Legal Law

Movie Review – Answers to Nothing (2011) (R)

Los Angeles Stories

I can’t help but believe that somewhere inside answers to nothing It’s the big movie I really wanted it to be. Told as a series of interwoven subplots held together by a single event, it touches on a number of fascinating and compelling themes, including infidelity, recovery, loss, bigotry, love, faith, and strength of character. It features a decent cast, headlined by Dane Cook in his first dramatic role since 2007’s delicious crime thriller. mr brooks. It definitely had all the right ingredients. Unfortunately, the film falls victim to indecisive editing, character overload, implausible dramatic situations, and surprisingly unconvincing dialogue. All of this rests squarely on the shoulders of director Matthew Leutwyler, who is also a co-writer and editor.

Taking place in Los Angeles, we meet a plethora of characters whose lives are affected in some way by the disappearance of a young girl. There’s Frankie, the detective assigned to the case (Julie Benz); though she has yet to prove it, she seems convinced that the girl’s neighbor, Beckworth (Greg Germann), is responsible for her disappearance. In fact, she gives off creepy vibes in every scene she’s in. She even makes the rudely flippant gesture of taking Frankie out to dinner during her interrogation. Frankie’s friend, the lawyer Kate (Elizabeth Mitchell), is trying to get pregnant through in vitro fertilization. She wants a baby so badly that at first she doesn’t see it and then she turns a blind eye to the infidelity of her husband, a therapist named Ryan (Cook). She’s been dating a budding rock singer named Tara (Aja Volkman), who gets gigs but hasn’t gotten her big break yet.

Ryan doesn’t believe in anything, least of all in love. He is angry with his father for abandoning his mother and not telling him the truth. Her mother, Marylin (Barbara Hershey), is without a doubt the happiest person in the entire movie, even though it’s obvious that she gets by on nothing more than blind faith. She tried to drive this into Ryan by repeatedly telling him the very romantic story of how his grandparents met during World War II. Whether or not it happened the way she tells it, no one knows for sure. I’m not criticizing her for being like that; She would take happy lies over sad realities any day of the week and twice on Sundays. She even makes a nice point about how her love for Ryan lacks empirical evidence. The only way he knows that she loves him is because he believes her when she tells him.

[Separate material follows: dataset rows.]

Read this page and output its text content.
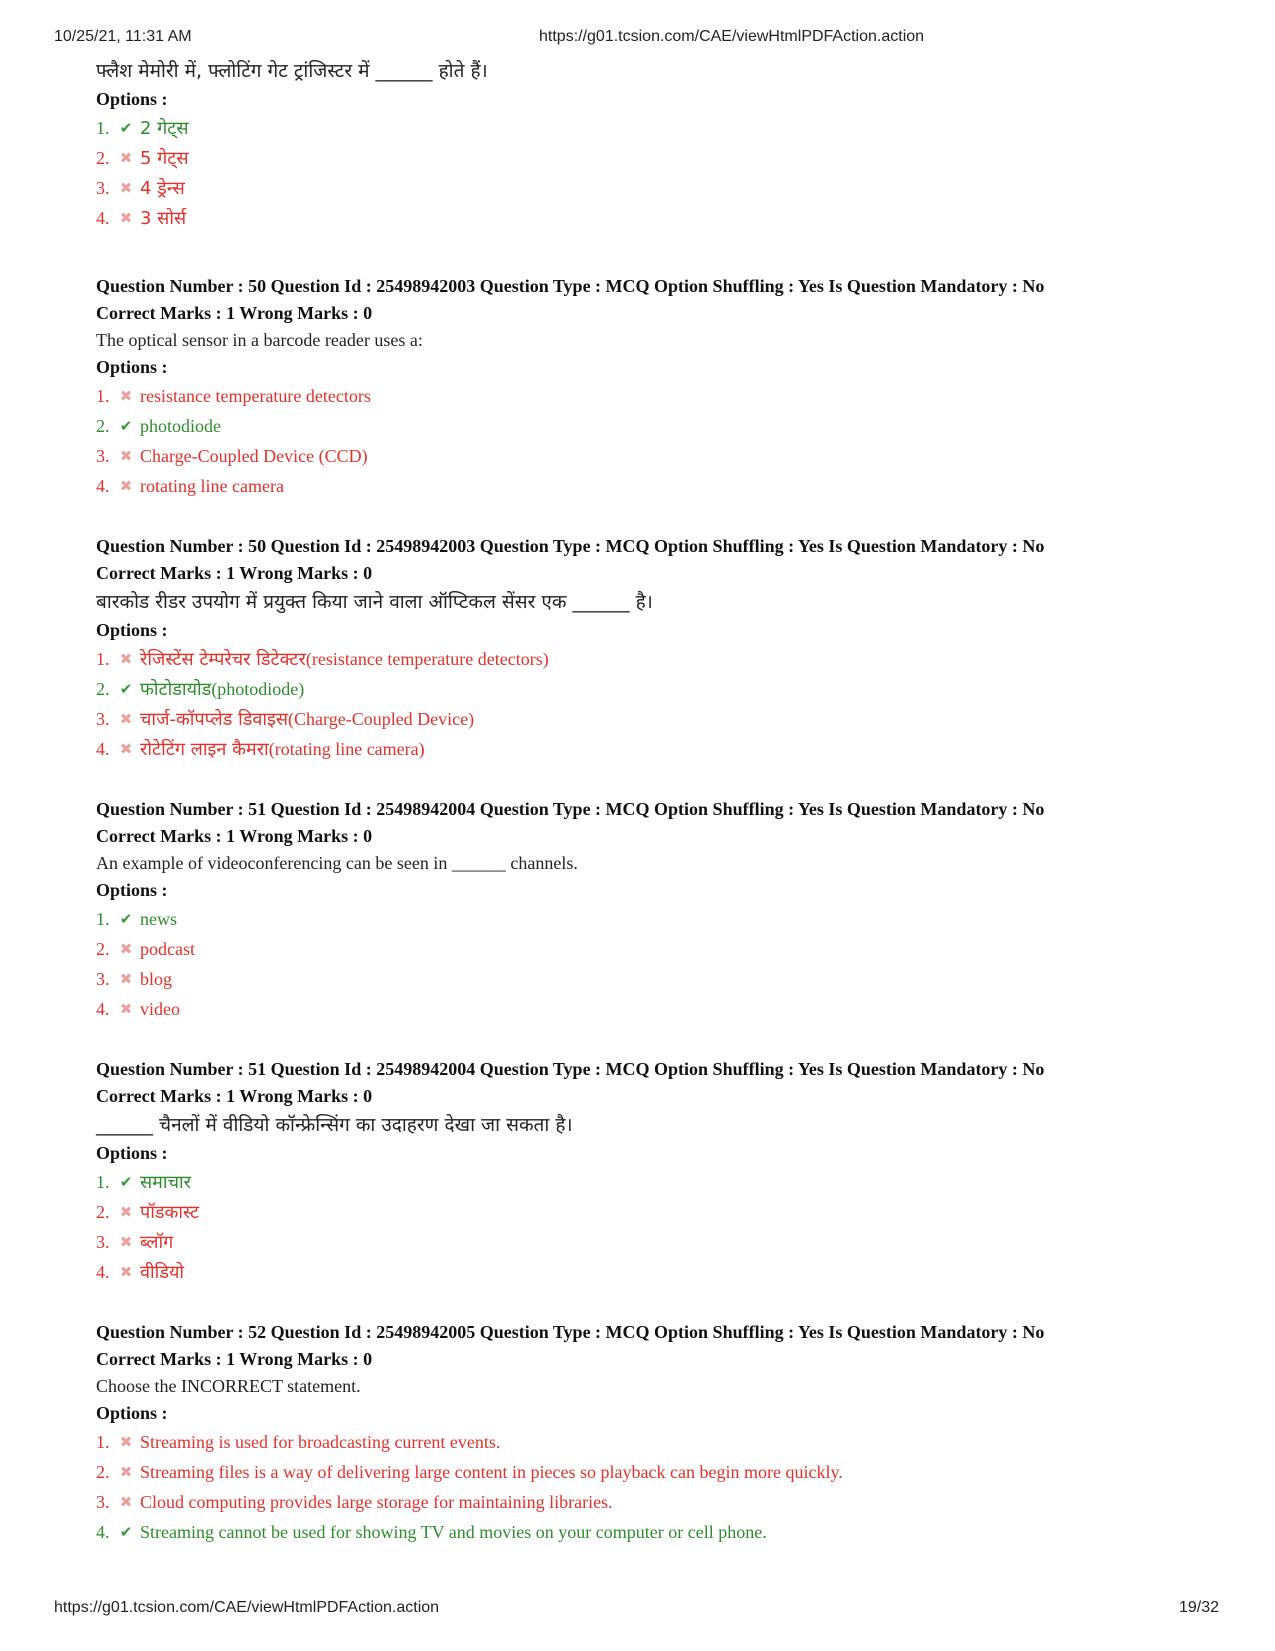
10/25/21, 11:31 AM	https://g01.tcsion.com/CAE/viewHtmlPDFAction.action
फ्लैश मेमोरी में, फ्लोटिंग गेट ट्रांजिस्टर में ______ होते हैं।
Options :
1. ✔ 2 गेट्स
2. ✖ 5 गेट्स
3. ✖ 4 ड्रेन्स
4. ✖ 3 सोर्स
Question Number : 50 Question Id : 25498942003 Question Type : MCQ Option Shuffling : Yes Is Question Mandatory : No
Correct Marks : 1 Wrong Marks : 0
The optical sensor in a barcode reader uses a:
Options :
1. ✖ resistance temperature detectors
2. ✔ photodiode
3. ✖ Charge-Coupled Device (CCD)
4. ✖ rotating line camera
Question Number : 50 Question Id : 25498942003 Question Type : MCQ Option Shuffling : Yes Is Question Mandatory : No
Correct Marks : 1 Wrong Marks : 0
बारकोड रीडर उपयोग में प्रयुक्त किया जाने वाला ऑप्टिकल सेंसर एक ______ है।
Options :
1. ✖ रेजिस्टेंस टेम्परेचर डिटेक्टर (resistance temperature detectors)
2. ✔ फोटोडायोड (photodiode)
3. ✖ चार्ज-कॉपप्लेड डिवाइस (Charge-Coupled Device)
4. ✖ रोटेटिंग लाइन कैमरा (rotating line camera)
Question Number : 51 Question Id : 25498942004 Question Type : MCQ Option Shuffling : Yes Is Question Mandatory : No
Correct Marks : 1 Wrong Marks : 0
An example of videoconferencing can be seen in ______ channels.
Options :
1. ✔ news
2. ✖ podcast
3. ✖ blog
4. ✖ video
Question Number : 51 Question Id : 25498942004 Question Type : MCQ Option Shuffling : Yes Is Question Mandatory : No
Correct Marks : 1 Wrong Marks : 0
______ चैनलों में वीडियो कॉन्फ्रेन्सिंग का उदाहरण देखा जा सकता है।
Options :
1. ✔ समाचार
2. ✖ पॉडकास्ट
3. ✖ ब्लॉग
4. ✖ वीडियो
Question Number : 52 Question Id : 25498942005 Question Type : MCQ Option Shuffling : Yes Is Question Mandatory : No
Correct Marks : 1 Wrong Marks : 0
Choose the INCORRECT statement.
Options :
1. ✖ Streaming is used for broadcasting current events.
2. ✖ Streaming files is a way of delivering large content in pieces so playback can begin more quickly.
3. ✖ Cloud computing provides large storage for maintaining libraries.
4. ✔ Streaming cannot be used for showing TV and movies on your computer or cell phone.
https://g01.tcsion.com/CAE/viewHtmlPDFAction.action	19/32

Now we branch out further into subplots that are either (a) so loosely related to the child abduction subplot that they seem like they belong in another movie, or (b) are so poorly developed that they shouldn’t have been included in the first place. Kate’s current client is a recovering alcoholic named Drew (Miranda Bailey), who is fighting his parents for custody of his brother, Erik (Vincent Ventresca), a former runner who is now a vegetable. He seeks redemption by entering her and Erik in the Los Angeles Marathon and training hard for it. Meanwhile, we learn that Frankie is a single mom. In her only significant scene, Frankie’s teenage daughter (Karley Scott Collins) has a highly staged conversation with her teacher about Martin Luther King. The teacher, Carter (Mark Kelly), spends most of his time playing fantasy games on the Internet. Also, for reasons only known to the filmmakers, he has become obsessed with the missing girl case.

Then there’s Ryan’s patient, a self-loathing black woman named Allegra (Kali Hawk). As a television writer, she soon meets and begins dating a white man named Evan (Zach Gilford), who sits in a booth and balances out the sound of Tara’s band. Something might have played out here if it hadn’t just been a subplot. It deserved a movie of its own. As it is, Evan is essentially a non-entity, and the root of Allegra’s problems, including an extensive and arbitrary list of things he hates, remains undiscovered. Finally, there’s Carter’s neighbor, Jerry (Erik Palladino), who is introduced when he pulls Tara over for speeding. Around his time, we see him scanning obituaries and attending very specific funerals.

Inevitably, some will compare this film to that of Paul Haggis. Crash, in which Los Angeles is the setting for several intertwined stories that address social issues. Unlike this Oscar-winning masterpiece, answers to nothing it’s terribly out of focus. He spends too much time on certain subplots, not enough on others, and builds on them all with the idea that there really are no answers to anything. Certain scenes seem to have been included for no greater purpose than to create drama, most notably an unprovoked and unbelievable confrontation between Carter and Beckworth at the end of the film. Many passages of dialogue, including Marilyn’s observations on faith and love, sound less like flowing stage conversations and more like lectures from a speech and debate class. It always saddens me when a good idea is ruined by poor execution.